By Jeremy Roschelle and Pati Ruiz
Together we facilitated a session on “Understanding and Leading with AI for Teaching and Learning” for 75 school superintendents and educational leaders at the spring convening of the League of Innovative Schools in Birmingham, Alabama. The participants rapidly moved the conversation from background knowledge and experiences, to eliciting opportunities, risks, and then to a call for action.
We briefly recapped a prior session with the League—a Digital Promise-hosted organization that brings together innovative leaders from more than 150 school districts serving 4.4 million students. That prior session explored the impact of using generative AI for writing and was held in October 2022, just a month before ChatGPT launched worldwide. At the time, superintendents shared their experiences with prior writing support technologies in the classroom and were cautiously optimistic that AI could save teachers time and enhance instruction—and yet in prescient discussion, they also raised concerns about cheating that would soon arise in broad national discussions about the newly emergent chatbot tools.
Throughout the conversation in Alabama, we started by eliciting educator’s recent experiences and heard powerful examples:
- When a coach was unable to run basketball practice, their 10 year old child used ChatGPT to design a coaching plan for a parent to use so the practice could go on as scheduled.
- A school found that using generative art AI tools could enable greater inclusivity for students with disabilities.
- Another school leader used ChatGPT to generate an initial analysis of scholarship applications they had received which allowed them to extract details they needed to sort the applications more quickly and efficiently.
We shared how the work of the Engage AI Institute is exploring narrative-centered learning—learning grounded in stories, plots, and characters—and how we can use generative AI to enable educators to customize narrative-centered experiences to build on the strengths of their specific communities of students. We also shared how concerns arise in our institute’s work and that one way we are responding to the need to address ethics and equity is by forming a Practitioner Advisory Group to guide the Institute.
The school leaders also articulated their concerns. Privacy and data security remain important to school leaders, with new concerns arising around bias. School leaders were worried that if AI enabled tools were found to have biases, then trust would decline and it would make leveraging the tools harder and could spark controversy in their districts. They were concerned about existing inequities in access to digital technologies and tools, and that differences in access (including differences due to “bans”) could present further structural barriers for students. They were strongly concerned with the pace of change and the need for policies, guidelines, and guardrails to keep up.

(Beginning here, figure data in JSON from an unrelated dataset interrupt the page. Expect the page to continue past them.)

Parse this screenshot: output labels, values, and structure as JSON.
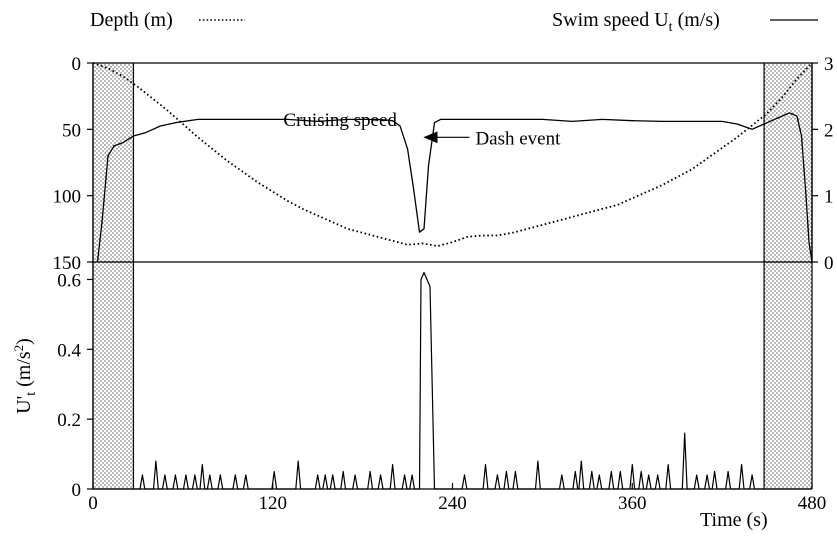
{
  "chart_data": [
    {
      "type": "line",
      "panel": "top",
      "legend": [
        {
          "name": "Depth (m)",
          "style": "dotted",
          "placement": "top-left"
        },
        {
          "name": "Swim speed U",
          "subscript": "t",
          "unit_suffix": " (m/s)",
          "style": "solid",
          "placement": "top-right"
        }
      ],
      "x": {
        "ticks": [
          0,
          120,
          240,
          360,
          480
        ],
        "lim": [
          0,
          480
        ]
      },
      "y_left": {
        "ticks": [
          0,
          50,
          100,
          150
        ],
        "lim": [
          0,
          150
        ],
        "inverted": true
      },
      "y_right": {
        "ticks": [
          0,
          1,
          2,
          3
        ],
        "lim": [
          0,
          3
        ]
      },
      "shaded_intervals": [
        [
          0,
          27
        ],
        [
          448,
          480
        ]
      ],
      "annotations": [
        {
          "text": "Cruising speed",
          "x": 165,
          "y": 43
        },
        {
          "text": "Dash event",
          "x": 258,
          "y": 56,
          "arrow_to": [
            220,
            56
          ]
        }
      ],
      "series": [
        {
          "name": "Depth (m)",
          "axis": "left",
          "style": "dotted",
          "x": [
            0,
            10,
            20,
            30,
            40,
            50,
            60,
            70,
            80,
            90,
            100,
            110,
            120,
            130,
            140,
            150,
            160,
            170,
            180,
            190,
            200,
            210,
            220,
            230,
            240,
            250,
            260,
            270,
            280,
            290,
            300,
            310,
            320,
            330,
            340,
            350,
            360,
            370,
            380,
            390,
            400,
            410,
            420,
            430,
            440,
            450,
            460,
            470,
            480
          ],
          "values": [
            0,
            4,
            10,
            18,
            27,
            36,
            46,
            56,
            65,
            74,
            82,
            90,
            97,
            104,
            110,
            115,
            120,
            125,
            128,
            131,
            134,
            137,
            136,
            138,
            135,
            131,
            130,
            130,
            128,
            125,
            122,
            119,
            116,
            113,
            110,
            107,
            102,
            97,
            92,
            86,
            80,
            72,
            64,
            56,
            47,
            38,
            26,
            12,
            0
          ]
        },
        {
          "name": "Swim speed Ut (m/s)",
          "axis": "right",
          "style": "solid",
          "x": [
            3,
            6,
            10,
            14,
            20,
            27,
            35,
            45,
            55,
            70,
            90,
            110,
            130,
            150,
            170,
            190,
            200,
            205,
            210,
            214,
            218,
            221,
            224,
            228,
            232,
            240,
            260,
            280,
            300,
            320,
            340,
            360,
            380,
            400,
            420,
            430,
            440,
            445,
            450,
            455,
            460,
            465,
            470,
            473,
            476,
            478,
            480
          ],
          "values": [
            0,
            0.6,
            1.6,
            1.75,
            1.8,
            1.9,
            1.95,
            2.05,
            2.1,
            2.15,
            2.15,
            2.15,
            2.15,
            2.12,
            2.15,
            2.15,
            2.13,
            2.05,
            1.7,
            1.1,
            0.45,
            0.5,
            1.45,
            2.1,
            2.15,
            2.15,
            2.15,
            2.15,
            2.15,
            2.12,
            2.15,
            2.13,
            2.12,
            2.12,
            2.12,
            2.08,
            2.0,
            2.05,
            2.1,
            2.15,
            2.2,
            2.25,
            2.2,
            1.9,
            1.0,
            0.3,
            0
          ]
        }
      ]
    },
    {
      "type": "line",
      "panel": "bottom",
      "ylabel": "U'",
      "ylabel_sub": "t",
      "ylabel_unit": " (m/s",
      "ylabel_sup": "2",
      "ylabel_close": ")",
      "xlabel": "Time (s)",
      "x": {
        "ticks": [
          0,
          120,
          240,
          360,
          480
        ],
        "lim": [
          0,
          480
        ]
      },
      "y": {
        "ticks": [
          0,
          0.2,
          0.4,
          0.6
        ],
        "lim": [
          0,
          0.65
        ]
      },
      "shaded_intervals": [
        [
          0,
          27
        ],
        [
          448,
          480
        ]
      ],
      "series": [
        {
          "name": "U't",
          "style": "solid",
          "spikes": [
            [
              33,
              0.04
            ],
            [
              42,
              0.08
            ],
            [
              48,
              0.04
            ],
            [
              55,
              0.04
            ],
            [
              62,
              0.04
            ],
            [
              68,
              0.04
            ],
            [
              73,
              0.07
            ],
            [
              78,
              0.04
            ],
            [
              85,
              0.04
            ],
            [
              95,
              0.04
            ],
            [
              102,
              0.04
            ],
            [
              121,
              0.05
            ],
            [
              137,
              0.08
            ],
            [
              150,
              0.04
            ],
            [
              155,
              0.04
            ],
            [
              160,
              0.04
            ],
            [
              167,
              0.05
            ],
            [
              175,
              0.04
            ],
            [
              185,
              0.05
            ],
            [
              192,
              0.04
            ],
            [
              200,
              0.07
            ],
            [
              208,
              0.04
            ],
            [
              213,
              0.04
            ],
            [
              248,
              0.04
            ],
            [
              262,
              0.07
            ],
            [
              270,
              0.04
            ],
            [
              276,
              0.05
            ],
            [
              282,
              0.05
            ],
            [
              297,
              0.08
            ],
            [
              313,
              0.04
            ],
            [
              322,
              0.05
            ],
            [
              326,
              0.08
            ],
            [
              333,
              0.05
            ],
            [
              338,
              0.04
            ],
            [
              346,
              0.05
            ],
            [
              352,
              0.05
            ],
            [
              360,
              0.07
            ],
            [
              366,
              0.05
            ],
            [
              371,
              0.04
            ],
            [
              377,
              0.04
            ],
            [
              384,
              0.07
            ],
            [
              395,
              0.16
            ],
            [
              403,
              0.04
            ],
            [
              410,
              0.04
            ],
            [
              415,
              0.05
            ],
            [
              424,
              0.05
            ],
            [
              433,
              0.07
            ],
            [
              440,
              0.04
            ]
          ],
          "peak": {
            "x": [
              218,
              219,
              221,
              223,
              225,
              228
            ],
            "values": [
              0.0,
              0.6,
              0.62,
              0.6,
              0.58,
              0.0
            ]
          }
        }
      ]
    }
  ]
}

“When we look at personalization products of the last decade, they were deficit oriented. This new generation of technologies could be asset-based.” – Jeremy Roschelle
While discussing Digital Promise’s new page of resources about AI for educators, the audience highlighted their appreciation for our Glossary of Artificial Intelligence Terms for Educators. This guide can help guide their educators to more thoughtfully implement AI tools in their classrooms and with their students. While Digital Promise continues to create resources that support educators, researchers, and developers, we also want to utilize the voice of those within the League of Innovative Schools to co-create with us.
As facilitators, we were excited to hear the assembled school superintendents and leaders generate their own call to action. The school leaders see a strong need for districts to work together to develop policies for adopting, using, and monitoring AI. They also want to share successful use cases and examples nationwide. Underlying this, district leaders see a need for more resources and support for informing and involving their educators about both the opportunities and risks of this fast moving area of emerging technology.